My last long and torturous Thursday night at work was last night. Of course appointments got behind, there were treatments to be done, a lot of hurry up and wait moments and I watched the clock tick thinking what a mixed blessing it is that my hours are being cut to accommodate a new staff member. I’m sure gonna miss the pay but will not miss the misery of this particular day of the week at work. It’s long, difficult, filled with bickering and tension. No, I won’t miss that part.
Those are also the moments when my mind goes to Italy. Thinking about my family, remembering their faces and trying to remember the sound of their voices and laughter. I pull up a particular day of my visit in my mind, try to relive the moments, the sounds and the smells. It gives me a sense of inner comfort that helps calm me, keeps me from reacting to all that is going on around me in that moment.
Last night as I pulled my car into the driveway I looked, as I always do now, for signs of “him” coming to snoop. Nothing, good, I could relax, feed my pets and eat my very late dinner. I went to the mailbox and in the dark pulled out a white envelope which was cold and sort of, well, “traveled”. An instant rush – it was from Italy!
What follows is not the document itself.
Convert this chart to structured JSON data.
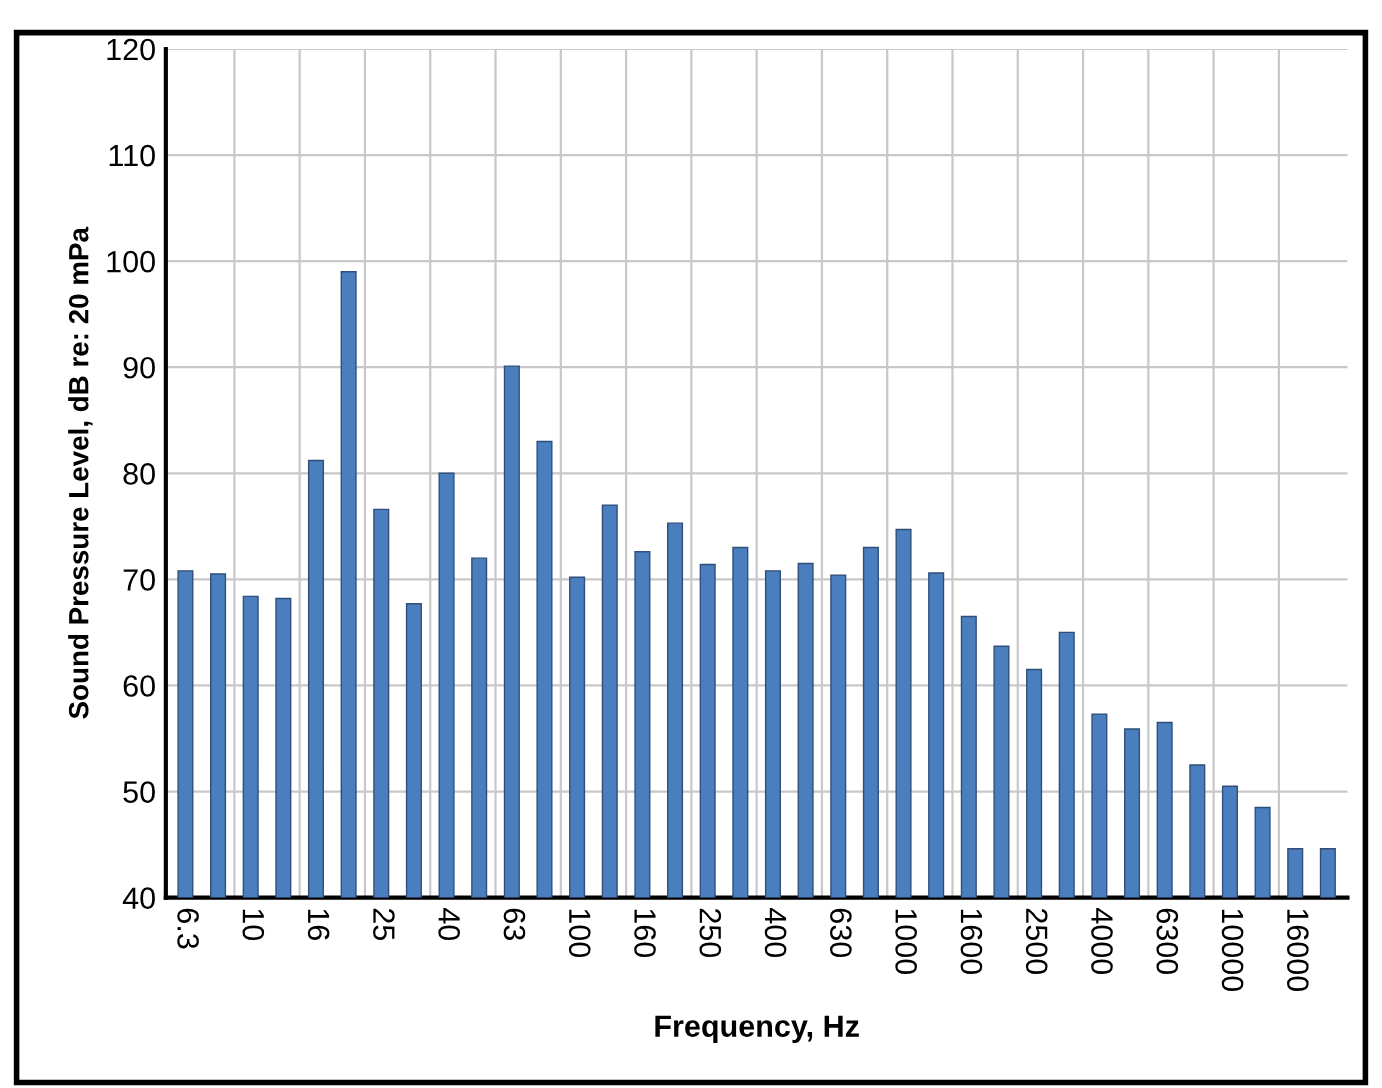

A ray of warm sunshine in an envelope, just for me. Who would think a person could feel so much joy, happiness and excitement from a letter? My dear Vincenza, thinking of me, writing me. It couldn’t have come at a better time, the day after Christmas and I take this as a sign that all will be well in my world.
Vincenza does not know the English language but her son-in-law is fluent. She asks me to write in English and tells me he will translate for her. Then she writes a letter to me in italian and he translates it to english, word for word. Vincenza will then hand write her letter to me in english. I am so humbled by this effort put forth to keep our communication going. She makes me want to learn italian even more, makes me want to be better and try harder. I want to learn her language so much so that when I get to see her again we can talk and understand each other freely.
Right now it seems like just another crazy dream of mine but who knows where life will take us? Who would have ever thought I’d make a dream come true? It all seems so far away at this point but so did my amazing journey in May. In the meantime, I will follow the same disciplines I used before. And again will find myself sitting with Vincenza and the rest of my family in Melfi. I found love in Melfi and Melfi mails love to me.